Des mouvements sociaux, oui ! On l’a vu ces dernières semaines, de nombreux mouvements qui n’avaient jamais appelé à voter pour un parti ont franchi le pas ! Ce soutien, notamment au sein des grands pays de l’UE, peut être très important. Si de grands syndicats allemands comme DGB ou Verdi soutenaient ouvertement Syriza et disaient au gouvernement SPD-CDU ‘bas les pattes de la Grèce’, ça pourrait peser. Au niveau des Etats, hors de l’UE, on peut aussi imaginer que des gouvernements soutiennent la Grèce dans une optique opportuniste, je pense notamment à la Russie. Si elle venait à prêter quelques milliards à des taux très bas sans poser de conditions, cela pourrait aider la Grèce. Bien sûr, je préférerais que ce soient d’autres gouvernements. Il y a dix ans, Hugo Chávez en aurait certainement pris l’initiative. Mais aujourd’hui le Venezuela n’en a plus la capacité financière.
"Tout ça pour réguler un peu le capitalisme ?!"
Une question agite beaucoup les économistes : la rupture préconisée par Syriza est-elle possible ou non sans sortir de l’euro ? Qu’en pensez-vous ?
Eh bien, on va voir ! Syriza a une très bonne formule : ‘aucun sacrifice pour l’euro’, car ça n’en vaut pas la peine. Syriza ne prendra l’initiative de quitter la zone euro que contraint, car la majorité des Grecs demeure attachée à la monnaie unique.

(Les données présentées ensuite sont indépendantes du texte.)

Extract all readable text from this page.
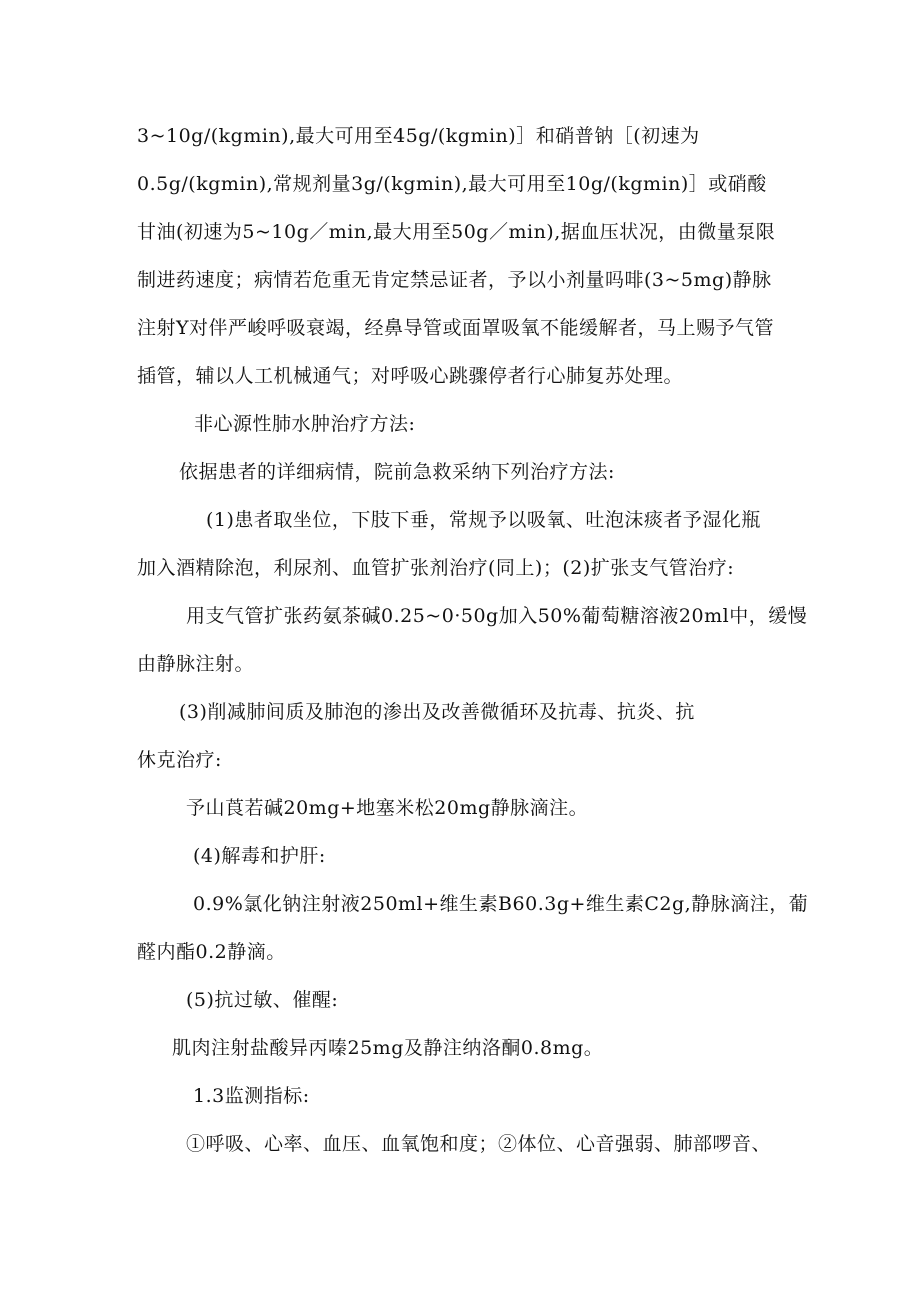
3~10g/(kgmin),最大可用至45g/(kgmin)］和硝普钠［(初速为
0.5g/(kgmin),常规剂量3g/(kgmin),最大可用至10g/(kgmin)］或硝酸
甘油(初速为5~10g／min,最大用至50g／min),据血压状况，由微量泵限
制进药速度；病情若危重无肯定禁忌证者，予以小剂量吗啡(3~5mg)静脉
注射Y对伴严峻呼吸衰竭，经鼻导管或面罩吸氧不能缓解者，马上赐予气管
插管，辅以人工机械通气；对呼吸心跳骤停者行心肺复苏处理。
非心源性肺水肿治疗方法:
依据患者的详细病情，院前急救采纳下列治疗方法:
(1)患者取坐位，下肢下垂，常规予以吸氧、吐泡沫痰者予湿化瓶
加入酒精除泡，利尿剂、血管扩张剂治疗(同上)；(2)扩张支气管治疗:
用支气管扩张药氨茶碱0.25~0·50g加入50%葡萄糖溶液20ml中，缓慢
由静脉注射。
(3)削减肺间质及肺泡的渗出及改善微循环及抗毒、抗炎、抗
休克治疗:
予山莨若碱20mg+地塞米松20mg静脉滴注。
(4)解毒和护肝:
0.9%氯化钠注射液250ml+维生素B60.3g+维生素C2g,静脉滴注，葡
醛内酯0.2静滴。
(5)抗过敏、催醒:
肌肉注射盐酸异丙嗪25mg及静注纳洛酮0.8mg。
1.3监测指标:
①呼吸、心率、血压、血氧饱和度；②体位、心音强弱、肺部啰音、
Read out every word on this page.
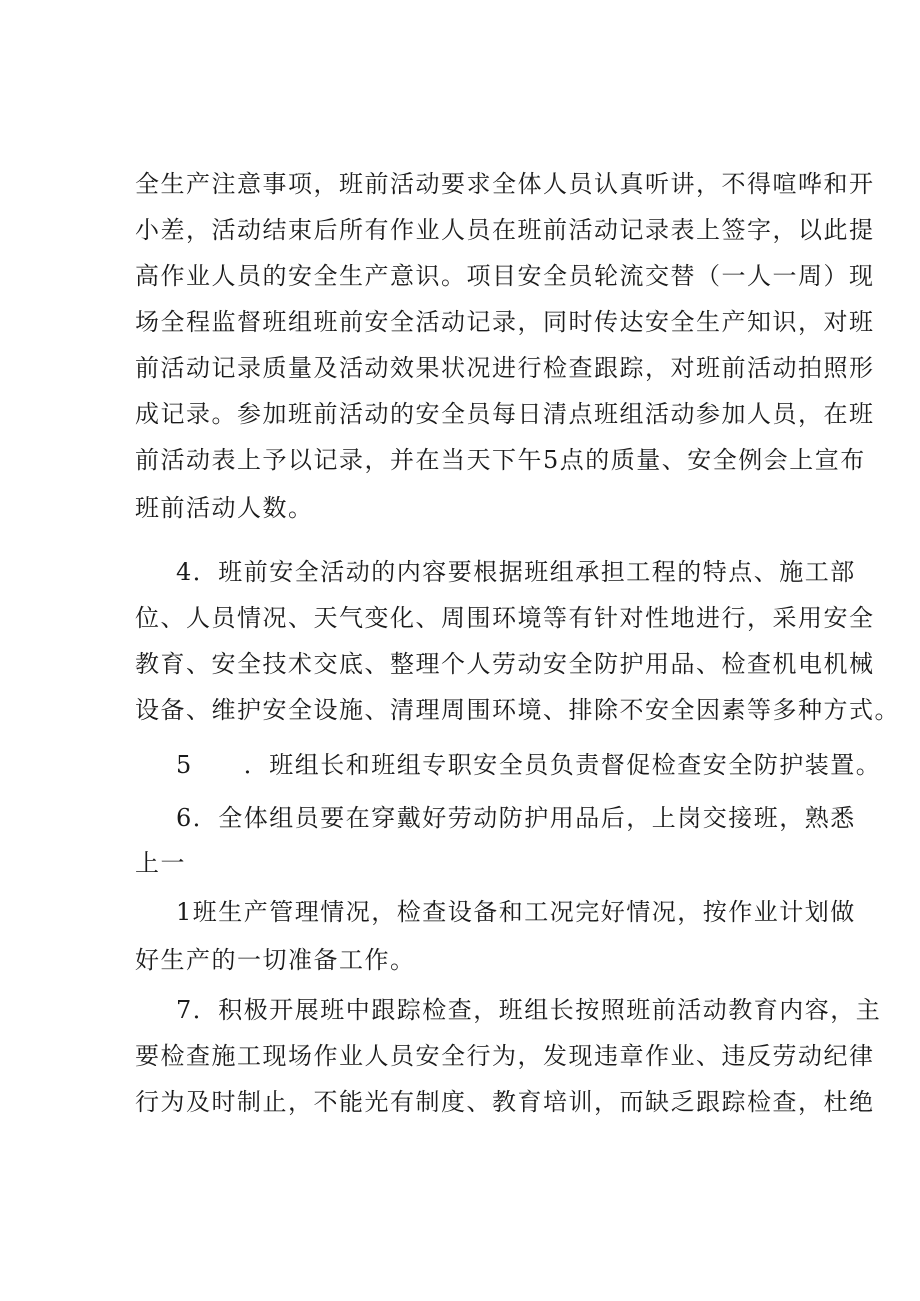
全生产注意事项，班前活动要求全体人员认真听讲，不得喧哗和开
小差，活动结束后所有作业人员在班前活动记录表上签字，以此提
高作业人员的安全生产意识。项目安全员轮流交替（一人一周）现
场全程监督班组班前安全活动记录，同时传达安全生产知识，对班
前活动记录质量及活动效果状况进行检查跟踪，对班前活动拍照形
成记录。参加班前活动的安全员每日清点班组活动参加人员，在班
前活动表上予以记录，并在当天下午5点的质量、安全例会上宣布
班前活动人数。
4．班前安全活动的内容要根据班组承担工程的特点、施工部
位、人员情况、天气变化、周围环境等有针对性地进行，采用安全
教育、安全技术交底、整理个人劳动安全防护用品、检查机电机械
设备、维护安全设施、清理周围环境、排除不安全因素等多种方式。
5　　．班组长和班组专职安全员负责督促检查安全防护装置。
6．全体组员要在穿戴好劳动防护用品后，上岗交接班，熟悉
上一
1班生产管理情况，检查设备和工况完好情况，按作业计划做
好生产的一切准备工作。
7．积极开展班中跟踪检查，班组长按照班前活动教育内容，主
要检查施工现场作业人员安全行为，发现违章作业、违反劳动纪律
行为及时制止，不能光有制度、教育培训，而缺乏跟踪检查，杜绝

De plus, une sortie n’aurait d’intérêt qu’en cas de nationalisation des banques et de contrôle strict des mouvements de capitaux, ce qui explique des réticences dans l’aile la moins radicale de Syriza. Plus généralement, une telle décision augmenterait le niveau de conflictualité avec l’Europe.
L’intérêt, pour le gouvernement, serait de pouvoir s’endetter dans une nouvelle monnaie nationale auprès de sa Banque nationale. A condition bien sûr que la population garde confiance dans ce « nouveau drachme ». On pourrait aussi imaginer une réforme monétaire redistributrice, avec un taux de change différencié selon le volume de la transaction, afin de favoriser les moins riches. Cela a déjà été fait, par exemple en Belgique au sortir de la Seconde Guerre mondiale, et permet aussi de lutter contre l’inflation.

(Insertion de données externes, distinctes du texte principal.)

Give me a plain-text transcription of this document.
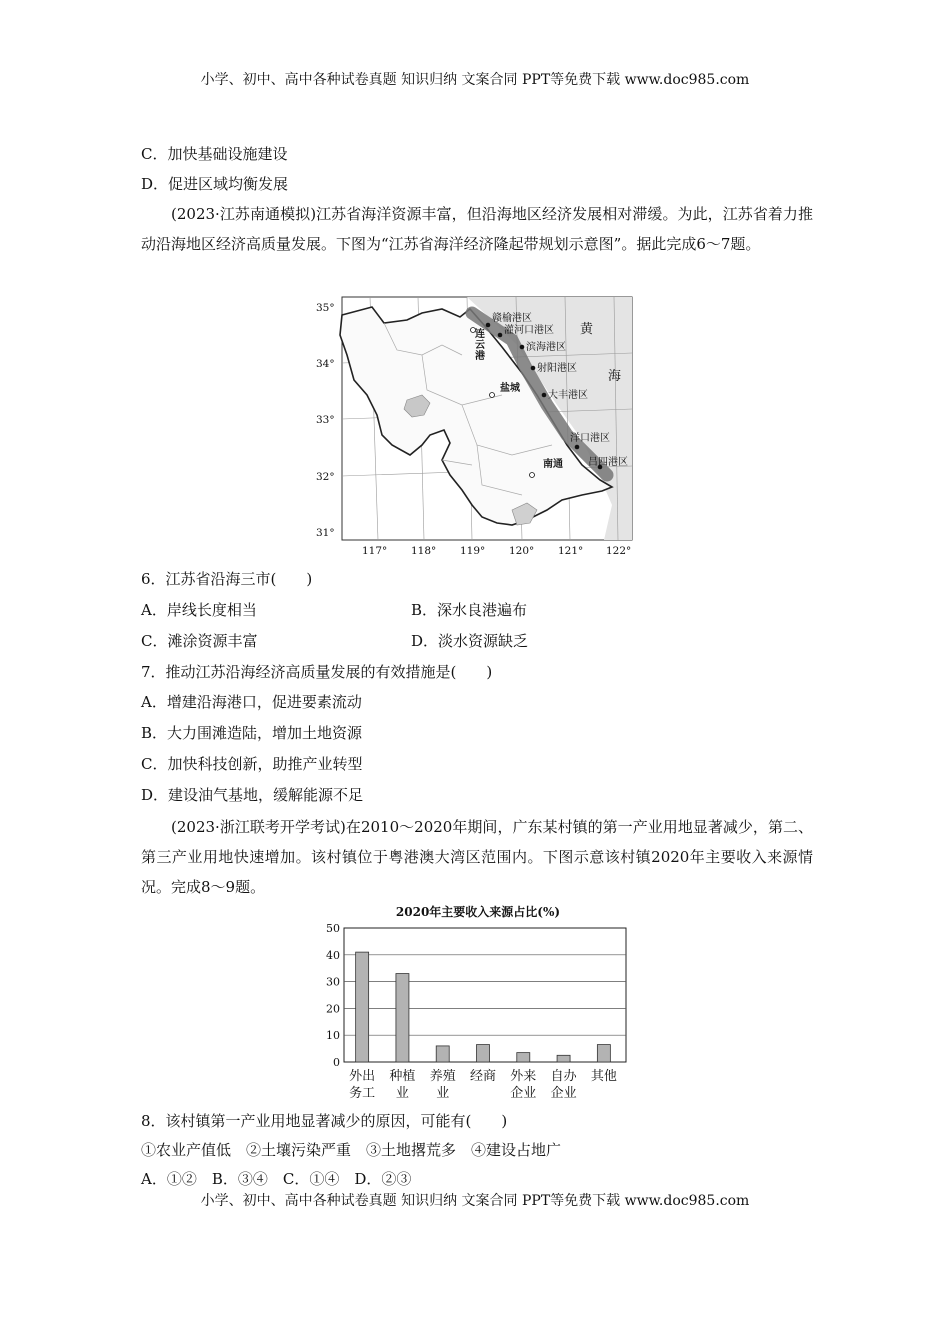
小学、初中、高中各种试卷真题 知识归纳 文案合同 PPT等免费下载 www.doc985.com
C．加快基础设施建设
D．促进区域均衡发展
(2023·江苏南通模拟)江苏省海洋资源丰富，但沿海地区经济发展相对滞缓。为此，江苏省着力推动沿海地区经济高质量发展。下图为“江苏省海洋经济隆起带规划示意图”。据此完成6～7题。
赣榆港区
灌河口港区
滨海港区
射阳港区
大丰港区
洋口港区
吕四港区
连
云
港
盐城
南通
黄
海
35°
34°
33°
32°
31°
117° 118° 119° 120° 121° 122°
6．江苏省沿海三市(　　)
A．岸线长度相当	B．深水良港遍布
C．滩涂资源丰富	D．淡水资源缺乏
7．推动江苏沿海经济高质量发展的有效措施是(　　)
A．增建沿海港口，促进要素流动
B．大力围滩造陆，增加土地资源
C．加快科技创新，助推产业转型
D．建设油气基地，缓解能源不足
(2023·浙江联考开学考试)在2010～2020年期间，广东某村镇的第一产业用地显著减少，第二、第三产业用地快速增加。该村镇位于粤港澳大湾区范围内。下图示意该村镇2020年主要收入来源情况。完成8～9题。
2020年主要收入来源占比(%)
0
10
20
30
40
50
外出
务工
种植
业
养殖
业
经商 外来
企业
自办
企业
其他
8．该村镇第一产业用地显著减少的原因，可能有(　　)
①农业产值低　②土壤污染严重　③土地撂荒多　④建设占地广
A．①②　B．③④　C．①④　D．②③
小学、初中、高中各种试卷真题 知识归纳 文案合同 PPT等免费下载 www.doc985.com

En revanche, une dévaluation pour rendre les exportations grecques plus attractives serait risquée pour le pouvoir d’achat des Grecs. Et ce serait rester dans la même logique de compétitivité.
Les pays de la zone euro n’ont, eux, aucun intérêt à expulser la Grèce ?
Non, si ce n’est peut-être comme une punition politique. Pour montrer ce qu’il en coûte de se révolter… Mais il n’existe aucun mécanisme légal pour le faire !
Dans le contexte actuel, les mesures du gouvernement de Syriza sont courageuses, mais elles consistent quand même principalement à des retours à une situation antérieure pas vraiment très progressiste. Il y a aussi cet appel à un New Deal européen.
Quel est, au fond, le projet politique de Syriza ?
Franchement, je me pose la même question. Mais le calendrier est tel, qu’on va le savoir dès les prochains moins. Jusqu’à présent, l’option était de revenir à un peu d’Etat social. On est encore loin de revenir à la situation précédente ! Au-delà de Syriza, ma préoccupation est que la gauche radicale européenne n’envisage plus une alternative de pouvoir hors du cadre d’un capitalisme réglementé. Certes, le rapport de force n’est pas bon et la restauration de droits sociaux est déjà une avancée. Mais il y a eu tant de sacrifice ! Le capitalisme a montré si clairement là où il nous menait, qu’il y a de quoi donner une chance à un projet émancipateur ou socialiste, appelons-le comme on veut, du moment qu’il mette fin à l’injustice sociale et que la population participe directement aux choix politiques et économiques de la société. Je trouverais regrettable que toutes ces souffrances, tous ces efforts ne débouchent que sur du capitalisme un peu régulé. Evidemment, il faut mener ces transformations avec l’accord de la population, à son rythme. Syriza a été élu pour remettre un peu de justice sociale, pas sur un programme d’émancipation. Mais pour entrainer la population, il faut pouvoir lui présenter un projet, une perspective. Et en ce domaine, il y a un vrai déficit de réflexion et d’élaboration.